DataDrivenDiffEq input question

General Usage
1

I was playing with sparse regression within DataDrivenDiffEq.jl and noticed that when I input a differential equation solution object vs. the discrete data contained in that solution I get wildly different answers. The ODE solution object gives me the answer I would expect whereas the pure discrete data is incorrect. I’m pretty sure the ODE solution has some kind of interpolator built in, but I also could just be inputting the discrete data incorrectly. Any help would be appreciated thanks!

ddprob = DataDrivenProblem(sol)

vs.

ddprob = DataDrivenProblem(sol[:,:],t=sol.t)

ODE given by:

function newton(u,p,t)
x, v = u
dx = v
dv = (1/mass)*F_model(x,p)
return [dx, dv]
end

2

Yes, it can use interpolation, see here.

As default, the solution gets evaluated over all the timepoints using the underlying function of the differential equation system.

Your first case produces an DiscreteDataDrivenProblem, given that you do not use ContinuousDataDrivenProblem as a constructor. Given that you are trying to learn a ODE, you would need to provide the derivatives, e.g. by using DX = Array(sol.(sol.t, Val{1})) . The constructor using the solution is able to infer that you are using a continuous solution here and will handle this.

1 Like
3

Ok cool thanks!

Forgive my ignorance but I’m still getting rather different answers even after I change the code.

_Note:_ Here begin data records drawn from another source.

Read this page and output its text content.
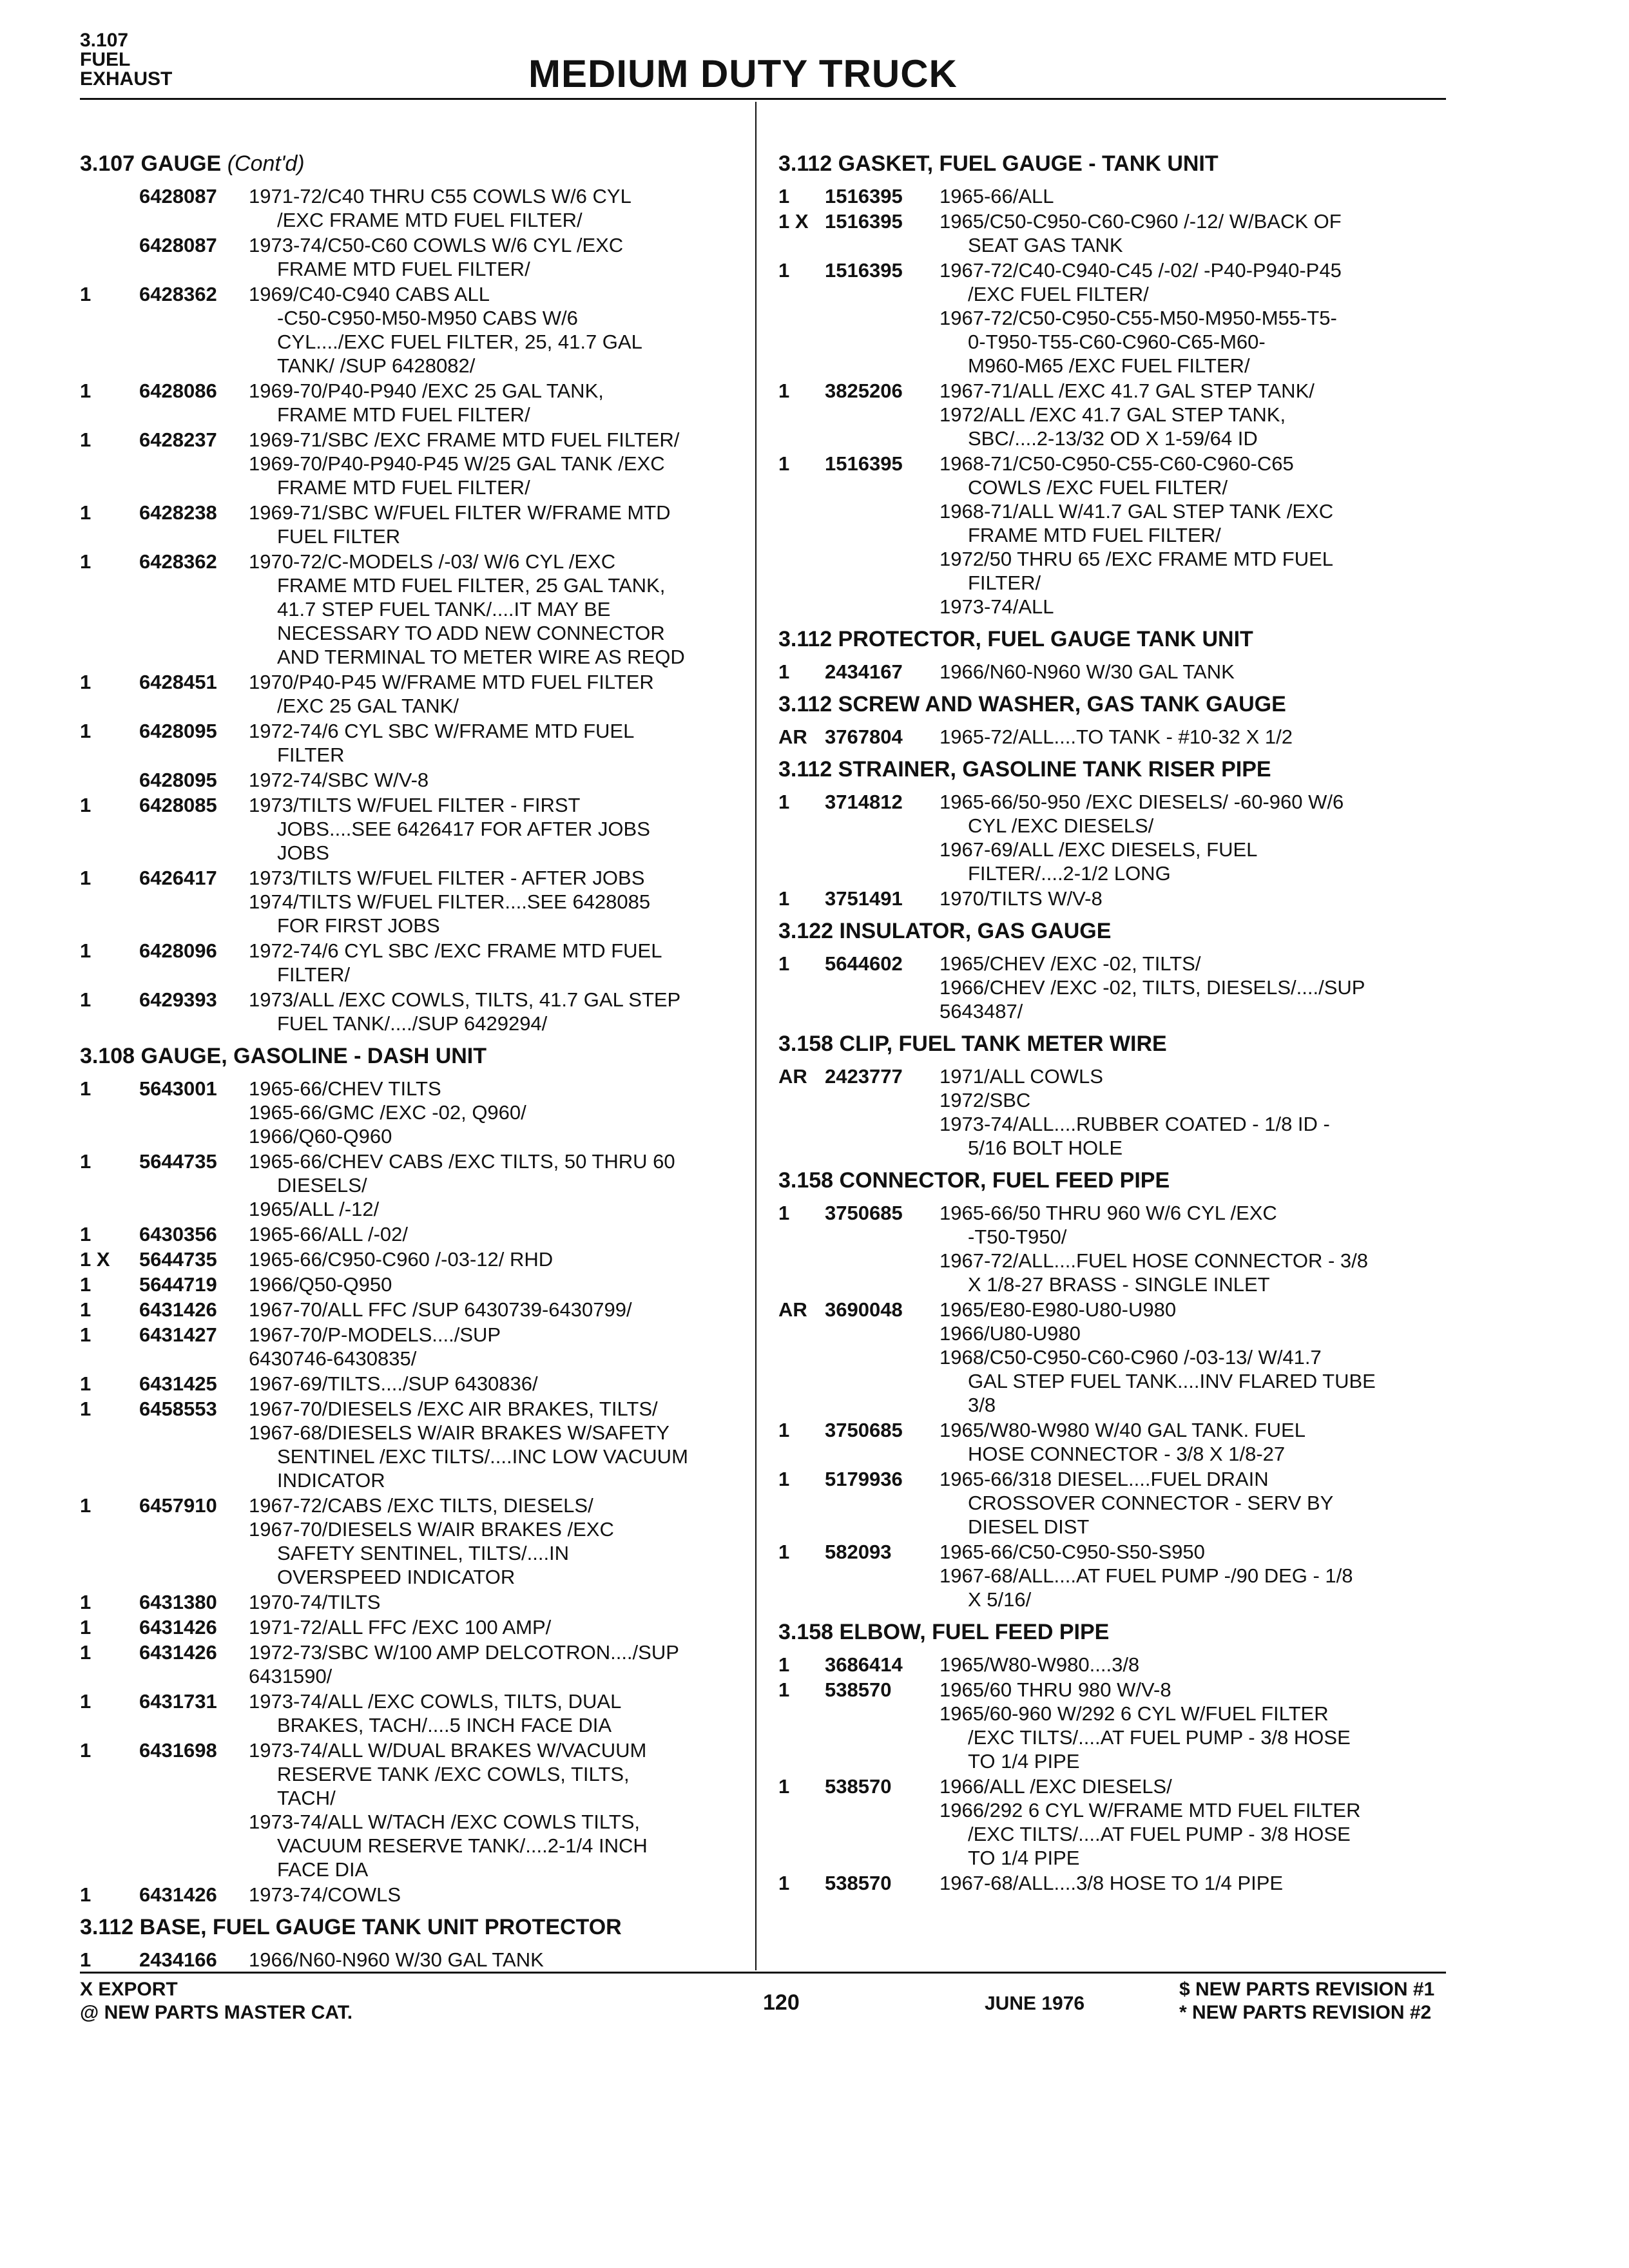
3.107
FUEL
EXHAUST	MEDIUM DUTY TRUCK
3.107 GAUGE (Cont'd)
6428087	1971-72/C40 THRU C55 COWLS W/6 CYL
/EXC FRAME MTD FUEL FILTER/
6428087	1973-74/C50-C60 COWLS W/6 CYL /EXC
FRAME MTD FUEL FILTER/
1	6428362	1969/C40-C940 CABS ALL
-C50-C950-M50-M950 CABS W/6
CYL..../EXC FUEL FILTER, 25, 41.7 GAL
TANK/ /SUP 6428082/
1	6428086	1969-70/P40-P940 /EXC 25 GAL TANK,
FRAME MTD FUEL FILTER/
1	6428237	1969-71/SBC /EXC FRAME MTD FUEL FILTER/
1969-70/P40-P940-P45 W/25 GAL TANK /EXC
FRAME MTD FUEL FILTER/
1	6428238	1969-71/SBC W/FUEL FILTER W/FRAME MTD
FUEL FILTER
1	6428362	1970-72/C-MODELS /-03/ W/6 CYL /EXC
FRAME MTD FUEL FILTER, 25 GAL TANK,
41.7 STEP FUEL TANK/....IT MAY BE
NECESSARY TO ADD NEW CONNECTOR
AND TERMINAL TO METER WIRE AS REQD
1	6428451	1970/P40-P45 W/FRAME MTD FUEL FILTER
/EXC 25 GAL TANK/
1	6428095	1972-74/6 CYL SBC W/FRAME MTD FUEL
FILTER
6428095	1972-74/SBC W/V-8
1	6428085	1973/TILTS W/FUEL FILTER - FIRST
JOBS....SEE 6426417 FOR AFTER JOBS
JOBS
1	6426417	1973/TILTS W/FUEL FILTER - AFTER JOBS
1974/TILTS W/FUEL FILTER....SEE 6428085
FOR FIRST JOBS
1	6428096	1972-74/6 CYL SBC /EXC FRAME MTD FUEL
FILTER/
1	6429393	1973/ALL /EXC COWLS, TILTS, 41.7 GAL STEP
FUEL TANK/..../SUP 6429294/
3.108 GAUGE, GASOLINE - DASH UNIT
1	5643001	1965-66/CHEV TILTS
1965-66/GMC /EXC -02, Q960/
1966/Q60-Q960
1	5644735	1965-66/CHEV CABS /EXC TILTS, 50 THRU 60
DIESELS/
1965/ALL /-12/
1	6430356	1965-66/ALL /-02/
1 X	5644735	1965-66/C950-C960 /-03-12/ RHD
1	5644719	1966/Q50-Q950
1	6431426	1967-70/ALL FFC /SUP 6430739-6430799/
1	6431427	1967-70/P-MODELS..../SUP
6430746-6430835/
1	6431425	1967-69/TILTS..../SUP 6430836/
1	6458553	1967-70/DIESELS /EXC AIR BRAKES, TILTS/
1967-68/DIESELS W/AIR BRAKES W/SAFETY
SENTINEL /EXC TILTS/....INC LOW VACUUM
INDICATOR
1	6457910	1967-72/CABS /EXC TILTS, DIESELS/
1967-70/DIESELS W/AIR BRAKES /EXC
SAFETY SENTINEL, TILTS/....IN
OVERSPEED INDICATOR
1	6431380	1970-74/TILTS
1	6431426	1971-72/ALL FFC /EXC 100 AMP/
1	6431426	1972-73/SBC W/100 AMP DELCOTRON..../SUP
6431590/
1	6431731	1973-74/ALL /EXC COWLS, TILTS, DUAL
BRAKES, TACH/....5 INCH FACE DIA
1	6431698	1973-74/ALL W/DUAL BRAKES W/VACUUM
RESERVE TANK /EXC COWLS, TILTS,
TACH/
1973-74/ALL W/TACH /EXC COWLS TILTS,
VACUUM RESERVE TANK/....2-1/4 INCH
FACE DIA
1	6431426	1973-74/COWLS
3.112 BASE, FUEL GAUGE TANK UNIT PROTECTOR
1	2434166	1966/N60-N960 W/30 GAL TANK
3.112 GASKET, FUEL GAUGE - TANK UNIT
1	1516395	1965-66/ALL
1 X 1516395	1965/C50-C950-C60-C960 /-12/ W/BACK OF
SEAT GAS TANK
1	1516395	1967-72/C40-C940-C45 /-02/ -P40-P940-P45
/EXC FUEL FILTER/
1967-72/C50-C950-C55-M50-M950-M55-T5-
0-T950-T55-C60-C960-C65-M60-
M960-M65 /EXC FUEL FILTER/
1	3825206	1967-71/ALL /EXC 41.7 GAL STEP TANK/
1972/ALL /EXC 41.7 GAL STEP TANK,
SBC/....2-13/32 OD X 1-59/64 ID
1	1516395	1968-71/C50-C950-C55-C60-C960-C65
COWLS /EXC FUEL FILTER/
1968-71/ALL W/41.7 GAL STEP TANK /EXC
FRAME MTD FUEL FILTER/
1972/50 THRU 65 /EXC FRAME MTD FUEL
FILTER/
1973-74/ALL
3.112 PROTECTOR, FUEL GAUGE TANK UNIT
1	2434167	1966/N60-N960 W/30 GAL TANK
3.112 SCREW AND WASHER, GAS TANK GAUGE
AR 3767804	1965-72/ALL....TO TANK - #10-32 X 1/2
3.112 STRAINER, GASOLINE TANK RISER PIPE
1	3714812	1965-66/50-950 /EXC DIESELS/ -60-960 W/6
CYL /EXC DIESELS/
1967-69/ALL /EXC DIESELS, FUEL
FILTER/....2-1/2 LONG
1	3751491	1970/TILTS W/V-8
3.122 INSULATOR, GAS GAUGE
1	5644602	1965/CHEV /EXC -02, TILTS/
1966/CHEV /EXC -02, TILTS, DIESELS/..../SUP
5643487/
3.158 CLIP, FUEL TANK METER WIRE
AR 2423777	1971/ALL COWLS
1972/SBC
1973-74/ALL....RUBBER COATED - 1/8 ID -
5/16 BOLT HOLE
3.158 CONNECTOR, FUEL FEED PIPE
1	3750685	1965-66/50 THRU 960 W/6 CYL /EXC
-T50-T950/
1967-72/ALL....FUEL HOSE CONNECTOR - 3/8
X 1/8-27 BRASS - SINGLE INLET
AR 3690048	1965/E80-E980-U80-U980
1966/U80-U980
1968/C50-C950-C60-C960 /-03-13/ W/41.7
GAL STEP FUEL TANK....INV FLARED TUBE
3/8
1	3750685	1965/W80-W980 W/40 GAL TANK. FUEL
HOSE CONNECTOR - 3/8 X 1/8-27
1	5179936	1965-66/318 DIESEL....FUEL DRAIN
CROSSOVER CONNECTOR - SERV BY
DIESEL DIST
1	582093	1965-66/C50-C950-S50-S950
1967-68/ALL....AT FUEL PUMP -/90 DEG - 1/8
X 5/16/
3.158 ELBOW, FUEL FEED PIPE
1	3686414	1965/W80-W980....3/8
1	538570	1965/60 THRU 980 W/V-8
1965/60-960 W/292 6 CYL W/FUEL FILTER
/EXC TILTS/....AT FUEL PUMP - 3/8 HOSE
TO 1/4 PIPE
1	538570	1966/ALL /EXC DIESELS/
1966/292 6 CYL W/FRAME MTD FUEL FILTER
/EXC TILTS/....AT FUEL PUMP - 3/8 HOSE
TO 1/4 PIPE
1	538570	1967-68/ALL....3/8 HOSE TO 1/4 PIPE
X EXPORT
@ NEW PARTS MASTER CAT.	120	JUNE 1976
$ NEW PARTS REVISION #1
* NEW PARTS REVISION #2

The first method just passing in the ODE solution gives 3 parameters but using the code below gives me a solution with 42 parameters. Looking at that source code the difference is in the method to get DX. In the source you linked lines 489-497 just evaluate the ODE at X to get the derivative. Is there someway to match the accuracy of that derivative without knowing the form of the ODE? I think a UDE would probably work but I’d like to avoid that much machinery if possible.

X = Array(sol)
DX = Array(sol(sol.t, Val{1}))
ddprob = ContinuousDataDrivenProblem(X, sol.t, DX=DX, InterpolationMethod(), p = sol.prob.p)

4

You don’t need to specify the interpolation method here. Can you provide me with a more in depth example I can tweak? The right signature for a ContinuousDataDrivenProblem is X, t, DX as arguments ( no DX = ).

5

For the system I am using now I have data for DX so this is purely curiosity. I was thinking about a future case where I cannot define an ODE what the best way to get DX would be. I pasted an example below. Method 1 is auto detected by the source code as having a method to calculate DX, but in method 2 the source code uses interpolation via DX = Array(sol.(sol.t, Val{1})). Method 2 gives the wrong answer in this case and I was just wondering if there was a method better than interpolation but did not require you to know all of the physics behind the problem. I’m pretty sure a UDE replacing F_model is one way but I did not want to do that if it could be avoided. I also thought maybe use ApproxFun with the basis defined for the DataDrivenProblem but also wanted to see if you had any thoughts.

Thanks!

const mass = 1.0
function F_model(x, params)
return -1*(params[1] + 2params[2]x + 3params[3](x^2) + 4params[4](x^3))
end

function newton(u,p,t)
x, v = u
dx = v
dv = (1/mass)*F_model(x,p)
return [dx, dv]
end

u0 = [1.0;0.0]
tspan = (0.0,2.0)
dt = 0.01
true_params = [1.469,-2*0.057,0.0,0.0]
prob = ODEProblem(newton,u0,tspan,true_params)
sol = solve(prob, Tsit5(), saveat = dt)

Method 1: Using ODE to get DX

ddprob = DataDrivenProblem(sol)

@variables t x(t) v(t)
u = [x; v]
basis = Basis(polynomial_basis(u, 5), u, iv = t)
opt = STLSQ(exp10.(-10:0.1:-1))
ddsol = solve(ddprob, basis, opt, options = DataDrivenCommonOptions(digits = 1))
println(get_basis(ddsol))

Method 2: Interpolation

X = Array(sol)
ddprob = ContinuousDataDrivenProblem(X, sol.t)

@variables t x(t) v(t)
u = [x; v]
basis = Basis(polynomial_basis(u, 5), u, iv = t)
opt = STLSQ(exp10.(-10:0.1:-1))
ddsol = solve(ddprob, basis, opt, options = DataDrivenCommonOptions(digits = 1))
println(get_basis(ddsol))